I have to say something. If I choose the topic, I can make him skip the summary of his latest heroic success. If I let him talk, it will last longer.
“If I’m not mistaken, that’s a Yellow Dragon between your fingers. You could go to jail just for owning one of those. You don’t even smoke. What’s the point?”
Her boss let himself sink a bit deeper into his chair. He turned the cigar around to scrutinize it.
“Owning them is the point, Luray. If I smoked it, it would be gone, and it would make the office reek for days. I have a good nose, remember? Why would I pay so much for a bad smell?”
He pointed the cigar at Luray.
“Back to business. You, my dear, could join me behind bars for the next decade if I even dropped a hint about what you’re doing in your free time to anyone who cares a bit about the law or a good story. Maybe your crimes are even worse. What do you think?”

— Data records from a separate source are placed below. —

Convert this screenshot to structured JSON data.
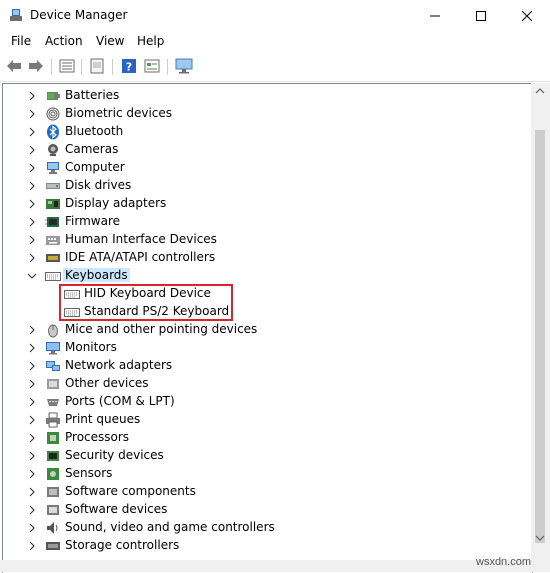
{
  "window": {
    "title": "Device Manager"
  },
  "menu": [
    "File",
    "Action",
    "View",
    "Help"
  ],
  "toolbar": {
    "buttons": [
      "back-icon",
      "forward-icon",
      "properties-icon",
      "driver-icon",
      "help-icon",
      "view-icon",
      "monitor-scan-icon"
    ]
  },
  "tree": {
    "categories": [
      {
        "label": "Batteries",
        "icon": "battery-icon",
        "expanded": false
      },
      {
        "label": "Biometric devices",
        "icon": "fingerprint-icon",
        "expanded": false
      },
      {
        "label": "Bluetooth",
        "icon": "bluetooth-icon",
        "expanded": false
      },
      {
        "label": "Cameras",
        "icon": "camera-icon",
        "expanded": false
      },
      {
        "label": "Computer",
        "icon": "computer-icon",
        "expanded": false
      },
      {
        "label": "Disk drives",
        "icon": "disk-drive-icon",
        "expanded": false
      },
      {
        "label": "Display adapters",
        "icon": "display-adapter-icon",
        "expanded": false
      },
      {
        "label": "Firmware",
        "icon": "firmware-icon",
        "expanded": false
      },
      {
        "label": "Human Interface Devices",
        "icon": "hid-icon",
        "expanded": false
      },
      {
        "label": "IDE ATA/ATAPI controllers",
        "icon": "ide-controller-icon",
        "expanded": false
      },
      {
        "label": "Keyboards",
        "icon": "keyboard-icon",
        "expanded": true,
        "selected": true,
        "children": [
          {
            "label": "HID Keyboard Device",
            "icon": "keyboard-icon"
          },
          {
            "label": "Standard PS/2 Keyboard",
            "icon": "keyboard-icon"
          }
        ]
      },
      {
        "label": "Mice and other pointing devices",
        "icon": "mouse-icon",
        "expanded": false
      },
      {
        "label": "Monitors",
        "icon": "monitor-icon",
        "expanded": false
      },
      {
        "label": "Network adapters",
        "icon": "network-adapter-icon",
        "expanded": false
      },
      {
        "label": "Other devices",
        "icon": "other-devices-icon",
        "expanded": false
      },
      {
        "label": "Ports (COM & LPT)",
        "icon": "port-icon",
        "expanded": false
      },
      {
        "label": "Print queues",
        "icon": "printer-icon",
        "expanded": false
      },
      {
        "label": "Processors",
        "icon": "processor-icon",
        "expanded": false
      },
      {
        "label": "Security devices",
        "icon": "security-device-icon",
        "expanded": false
      },
      {
        "label": "Sensors",
        "icon": "sensor-icon",
        "expanded": false
      },
      {
        "label": "Software components",
        "icon": "software-component-icon",
        "expanded": false
      },
      {
        "label": "Software devices",
        "icon": "software-device-icon",
        "expanded": false
      },
      {
        "label": "Sound, video and game controllers",
        "icon": "sound-icon",
        "expanded": false
      },
      {
        "label": "Storage controllers",
        "icon": "storage-controller-icon",
        "expanded": false
      }
    ]
  },
  "watermark": "wsxdn.com",
  "colors": {
    "highlight_box": "#d9232f",
    "selection": "#cce8ff",
    "accent_blue": "#1c6cc8"
  }
}
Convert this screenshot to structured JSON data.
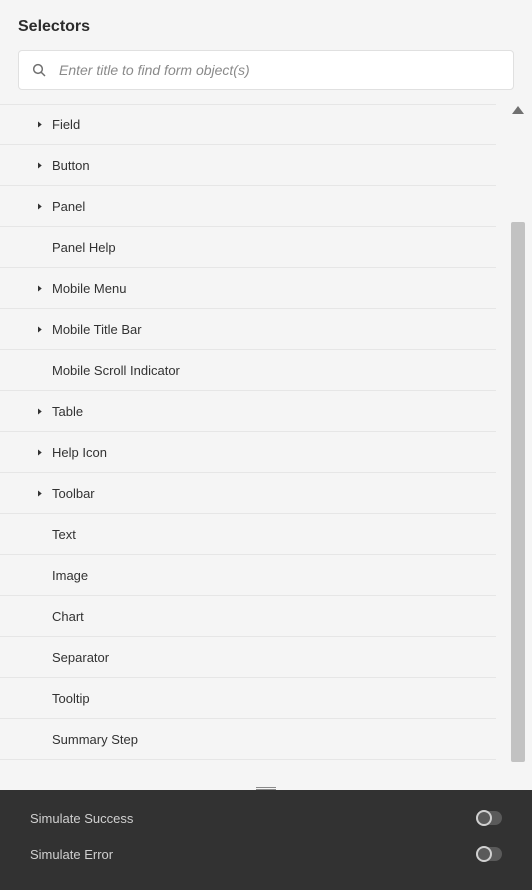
{
  "header": {
    "title": "Selectors"
  },
  "search": {
    "placeholder": "Enter title to find form object(s)"
  },
  "selectors": [
    {
      "label": "Field",
      "expandable": true
    },
    {
      "label": "Button",
      "expandable": true
    },
    {
      "label": "Panel",
      "expandable": true
    },
    {
      "label": "Panel Help",
      "expandable": false
    },
    {
      "label": "Mobile Menu",
      "expandable": true
    },
    {
      "label": "Mobile Title Bar",
      "expandable": true
    },
    {
      "label": "Mobile Scroll Indicator",
      "expandable": false
    },
    {
      "label": "Table",
      "expandable": true
    },
    {
      "label": "Help Icon",
      "expandable": true
    },
    {
      "label": "Toolbar",
      "expandable": true
    },
    {
      "label": "Text",
      "expandable": false
    },
    {
      "label": "Image",
      "expandable": false
    },
    {
      "label": "Chart",
      "expandable": false
    },
    {
      "label": "Separator",
      "expandable": false
    },
    {
      "label": "Tooltip",
      "expandable": false
    },
    {
      "label": "Summary Step",
      "expandable": false
    }
  ],
  "footer": {
    "simulate_success": "Simulate Success",
    "simulate_error": "Simulate Error"
  }
}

We already discussed this a few times. I should be silent now. He loves to tell me how I am ‘not perfect’ either and have noright to tell him what to do, which still gets us nowhere because neither of us will change our minds.
After a moment, he continued to talk while holding his expensive cigar in his right hand.
“Come on, say something. You’re the only one in this company who can entertain me. Everybody else is so boring: they just say ‘yes’ to everything as if I would fire them if they disagreed.”
Well, they’re right. You could do that.
“You’re the only one who’s not afraid, and you’re so hard to get a hold of.”
He’s praising me for being fearless, just like back during the Tiara case. Which means it’s about one million, at least. There are only a few possible jobs with that much of a payoff. I wonder how he’ll try to convince me to settle for 25,000 or less?
Luray didn’t see a data cube yet. Her boss was holding it hostage. She had to talk a bit more before he would hand it over to her.
“I see you didn’t gain any weight since last time, despite your ... pleasurable lifestyle. The fat burner implant is still working?”
“Five of them, actually. This might be a record, don’t you think? But I can’t go public with that, can I?”
20,000 calories per day, minimum. He must eat at least that much to stay in his current shape. More, if he engages in anykind of activity. Like ... getting up sometimes.
“You could add a few more implants, like those for building muscle. If you’re caught, you can sell your body to science and make money out of it while you’re in prison.”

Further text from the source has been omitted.